La nouvelle montre donc que la respectabilité du vieux magistrat est une façade et que la personne (rappelons qu’en latin, « persona » signifie « le masque »), si elle est honorée publiquement, est évidemment condamnable. Mais à travers elle, c’est toute l’institution, la justice qui le sont et qui deviennent des criminels légaux (l’oxymore est sensible à travers tout le texte).
« Ah ! ah ! j'aurais fait un excellent assassin. » écrit le juge, avec un conditionnel qui semble tout à fait déplacé. Mais pire encore, la justice crée de faux coupables. Le pronom « On » dans « on a des preuves accablantes » souligne combien la machine sociale et judiciaire broie l’innocent. On retrouve le topos du fort sur le faible, du puissant sur le faible, du coupable sur l’innocent (pensez à la fable « Le Loup et l’Agneau » de Jean de La Fontaine). De cette manière, et comme le souligne encore Émile Zola dans Le Roman expérimental, l’écrivain naturaliste est proche du moraliste du XVIIe siècle. Il condamne les passions de l’homme et bat en brèche les institutions. En cela, la nouvelle de Maupassant est satirique. Rappelons que la satire est un écrit consistant à attaquer quelque chose (ici la justice) pour s’en moquer.
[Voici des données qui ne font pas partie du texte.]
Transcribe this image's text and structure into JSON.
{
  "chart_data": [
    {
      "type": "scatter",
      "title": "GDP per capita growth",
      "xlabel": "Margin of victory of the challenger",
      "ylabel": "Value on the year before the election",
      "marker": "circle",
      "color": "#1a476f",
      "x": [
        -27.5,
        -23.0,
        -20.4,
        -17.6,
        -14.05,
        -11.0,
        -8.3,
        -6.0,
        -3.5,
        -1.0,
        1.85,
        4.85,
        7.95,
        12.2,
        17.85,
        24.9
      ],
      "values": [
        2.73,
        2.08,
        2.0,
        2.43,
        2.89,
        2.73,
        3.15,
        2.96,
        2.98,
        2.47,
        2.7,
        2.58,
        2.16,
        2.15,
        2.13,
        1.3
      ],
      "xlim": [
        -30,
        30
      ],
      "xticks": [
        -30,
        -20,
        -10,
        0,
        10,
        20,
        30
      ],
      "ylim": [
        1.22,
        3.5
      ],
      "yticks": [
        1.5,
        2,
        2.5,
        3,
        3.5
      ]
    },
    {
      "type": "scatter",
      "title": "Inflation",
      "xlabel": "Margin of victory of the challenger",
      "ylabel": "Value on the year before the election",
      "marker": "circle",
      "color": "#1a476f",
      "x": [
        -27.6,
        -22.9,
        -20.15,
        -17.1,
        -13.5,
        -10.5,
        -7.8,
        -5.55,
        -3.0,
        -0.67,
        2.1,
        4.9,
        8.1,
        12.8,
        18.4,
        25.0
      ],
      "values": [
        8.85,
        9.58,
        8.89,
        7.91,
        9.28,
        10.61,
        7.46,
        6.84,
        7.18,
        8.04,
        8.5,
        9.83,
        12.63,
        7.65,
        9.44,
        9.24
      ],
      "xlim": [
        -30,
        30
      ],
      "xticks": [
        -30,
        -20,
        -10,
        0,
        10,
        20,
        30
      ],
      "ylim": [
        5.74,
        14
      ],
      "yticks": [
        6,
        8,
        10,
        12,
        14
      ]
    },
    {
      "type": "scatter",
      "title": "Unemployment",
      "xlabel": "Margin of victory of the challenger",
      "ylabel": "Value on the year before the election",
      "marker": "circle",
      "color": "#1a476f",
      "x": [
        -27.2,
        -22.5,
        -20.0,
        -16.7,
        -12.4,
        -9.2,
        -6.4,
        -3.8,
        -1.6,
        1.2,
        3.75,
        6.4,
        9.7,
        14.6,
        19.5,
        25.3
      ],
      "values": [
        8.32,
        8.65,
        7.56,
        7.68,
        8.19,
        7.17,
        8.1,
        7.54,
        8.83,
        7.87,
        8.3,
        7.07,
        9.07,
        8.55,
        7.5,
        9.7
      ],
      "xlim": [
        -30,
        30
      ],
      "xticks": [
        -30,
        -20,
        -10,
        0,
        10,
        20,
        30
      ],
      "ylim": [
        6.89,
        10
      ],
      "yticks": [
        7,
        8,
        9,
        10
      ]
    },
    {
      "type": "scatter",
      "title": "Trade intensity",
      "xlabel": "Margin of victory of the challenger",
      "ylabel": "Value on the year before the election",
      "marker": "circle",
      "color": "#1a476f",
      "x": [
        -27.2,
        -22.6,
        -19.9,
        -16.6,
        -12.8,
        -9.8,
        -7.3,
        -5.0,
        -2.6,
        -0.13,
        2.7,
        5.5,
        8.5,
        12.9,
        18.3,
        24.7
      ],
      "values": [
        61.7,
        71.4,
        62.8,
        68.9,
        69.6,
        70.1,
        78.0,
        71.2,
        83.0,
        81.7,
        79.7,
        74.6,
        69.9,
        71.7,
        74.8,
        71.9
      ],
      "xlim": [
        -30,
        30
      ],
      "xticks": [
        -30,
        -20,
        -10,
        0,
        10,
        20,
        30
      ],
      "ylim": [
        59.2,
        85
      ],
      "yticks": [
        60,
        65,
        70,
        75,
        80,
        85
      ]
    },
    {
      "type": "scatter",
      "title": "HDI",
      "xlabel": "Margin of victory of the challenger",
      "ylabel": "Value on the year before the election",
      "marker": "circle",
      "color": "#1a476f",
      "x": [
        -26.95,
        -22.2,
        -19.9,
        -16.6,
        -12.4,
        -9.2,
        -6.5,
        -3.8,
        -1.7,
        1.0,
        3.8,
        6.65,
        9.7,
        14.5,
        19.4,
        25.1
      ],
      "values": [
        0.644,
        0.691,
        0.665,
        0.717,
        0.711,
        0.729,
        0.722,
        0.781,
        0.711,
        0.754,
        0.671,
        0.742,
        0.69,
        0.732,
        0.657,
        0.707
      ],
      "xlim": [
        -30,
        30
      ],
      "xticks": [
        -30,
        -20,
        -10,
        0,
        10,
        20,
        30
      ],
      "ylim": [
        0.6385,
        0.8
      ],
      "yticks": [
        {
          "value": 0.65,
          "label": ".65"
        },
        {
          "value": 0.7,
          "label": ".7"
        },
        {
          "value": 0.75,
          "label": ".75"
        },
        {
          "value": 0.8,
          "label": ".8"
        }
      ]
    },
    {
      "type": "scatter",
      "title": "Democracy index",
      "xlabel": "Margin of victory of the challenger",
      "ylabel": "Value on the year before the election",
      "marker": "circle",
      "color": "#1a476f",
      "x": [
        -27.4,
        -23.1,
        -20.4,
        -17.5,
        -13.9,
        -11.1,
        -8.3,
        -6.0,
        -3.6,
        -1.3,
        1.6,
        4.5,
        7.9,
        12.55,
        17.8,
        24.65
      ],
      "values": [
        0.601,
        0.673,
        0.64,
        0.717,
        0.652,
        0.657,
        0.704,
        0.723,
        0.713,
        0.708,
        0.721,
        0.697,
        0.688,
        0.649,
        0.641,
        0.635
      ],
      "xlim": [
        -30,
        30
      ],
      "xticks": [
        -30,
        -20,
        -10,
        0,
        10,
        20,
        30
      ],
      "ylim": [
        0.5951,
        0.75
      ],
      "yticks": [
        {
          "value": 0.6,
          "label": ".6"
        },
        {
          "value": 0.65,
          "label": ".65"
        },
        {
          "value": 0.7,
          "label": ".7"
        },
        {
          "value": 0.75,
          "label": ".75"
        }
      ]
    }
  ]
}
La nouvelle, par le récit des meurtres, constitue également un récit effrayant (au sens aristotélicien qui veut que la tragédie suscite la pitié et la crainte). Toutefois, il faut souligner l’efficacité narrative et notamment le style concis, la brièveté des phrases : « On a découvert le cadavre. On cherche l'assassin. » Les phrases sont courtes. L’absence de liens entre les phrases (asyndète) suggère un enchaînement fatidique des actes du juge, presque mécanique et surtout dépourvu de sentiments. Le meurtrier est dans le constat : « C’est fait ». Pour lui, le meurtre est aisé : « Comme c’est peu de chose », ce qui crée un décalage immense entre la froideur du meurtrier et les sentiments du lecteur, tout particulièrement dans une scène comme celle du meurtre de l’enfant, où le pathos est rendu encore plus sensible par le dialogue qui emprunte ses effets au théâtre :
« — Tu es tout seul, mon garçon ?
— Oui, m'sieu.
— Tout seul dans le bois ?
— Oui, msieur. »
Impossible de ne pas penser au topos du loup. Nous avons déjà évoqué le XVIIe siècle et La Fontaine. Pensons maintenant au « Petit chaperon rouge » de Charles Perrault. L’homme est ici un prédateur, un loup pour l’homme (« Homo homini lupus est »).
Le récit est rendu encore plus horrible par un comique macabre. Le magistrat ironise tout au long du texte : « Les parents sont venus me voir. Ils ont pleuré ! Ah ! ah ! », « Le neveu a failli avouer, tant on lui fait perdre la tête ! Ah ! ah ! La justice ! ».
La folie mène jusqu’à trouver une beauté à la mort : « Comme c'est beau de voir trancher la tête d'un homme ! », ce qui n’est paradoxalement pas incompatible avec une certaine poésie du récit, comme le montrent les comparaisons (« son corps se tordait ainsi qu'une plume sur le feu »), les répétitions (« je le serre, je le serre » ou, nous l’avons vu, les interjections « Ah ! Ah ! »). On peut encore relever les assonances (« Tout ronds, profonds »).
En somme, on ne peut que constater le contraste entre l’horreur des faits relatés et l’écriture stylisée du vieux magistrat.
Pour l’instant, il ne s’agit ni de faire une introduction ni une conclusion mais de comprendre comment trouver et organiser les idées qui vous viennent à la lecture d’un texte.
Il s’agit d’être en mesure de bâtir une analyse du texte soumis à votre sagacité (et à vos connaissances), ce qu’on appelle un commentaire. Vous devez donc commenter le texte. « commenter » en latin signifie « réfléchir, étudier ». Vous allez ainsi vous lancer dans l’explication d’un texte, qui est généralement un extrait.
Vous montrerez alors comment est construit ce texte, comment il fonctionne, quels effets il produit, de quelle façon, avec quels mots, quelles phrases, quelles figures de style, quel rythme de phrases ou quels jeux sur les sonorités, etc.
Enfin, pensez bien qu’un texte appartient à un genre littéraire et demandez-vous quels topoï il met en œuvre ou au contraire quelles libertés il prend avec le genre.